RECENT incidents of what appears to be out-of-season deer culling on the Isle of Skye must not become Scotland’s standard of deer management, gamekeepers have warned.
Photographs have emerged on Facebook showing dead hinds inside a new forestry enclosure at Dunvegan, near the MacLeod Estate.
One image shows a large, unborn calf lying beside its shot mother and a second post shows another dead hind found just 1000 yards away.
The scenes have angered local people on social media, with one man who did not wish to be identified saying: “Shooting out of season is wrong and disgusting. The Government is wrong to hand out licences to do these culls.
“To get a few deer out of a gate isn’t like a few sheep with your dog ... but trying to get a few deer out of a newly fenced off huge area is very, very hard.”

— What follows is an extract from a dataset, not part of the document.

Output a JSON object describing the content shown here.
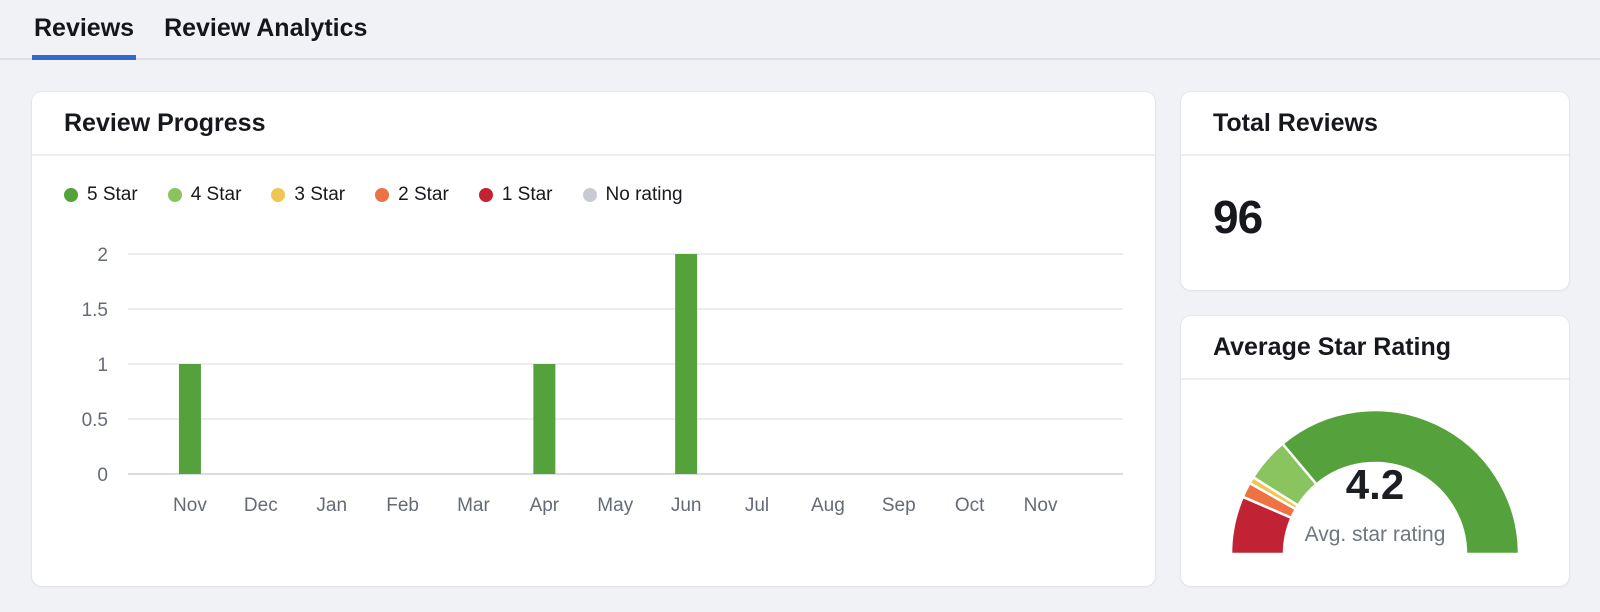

It is understood the fenced enclosure is part of a £1 million native woodland creation project on the estate which has caused tension in the community.
A spokesperson for the MacLeod Estate said: “The MacLeod Estate and its team takes its deer management responsibilities very seriously and the only culling authorised and undertaken this year has been in accordance with the regulations and in permitted areas.”
Scottish Gamekeepers Association chair Alex Hogg said the organisation is urging the Scottish Government not to sanction changes which will “make this type of deer management the standard in Scotland”.
He said: “We are not going to enter into speculation as to what has happened here.
“What we do know is that one image clearly shows a female, with a very large unborn calf, which has obviously been culled weeks outside of the legal open season.
“Judging by online comments, this is not the type of deer management the people of Skye want to see, climate emergency or not.”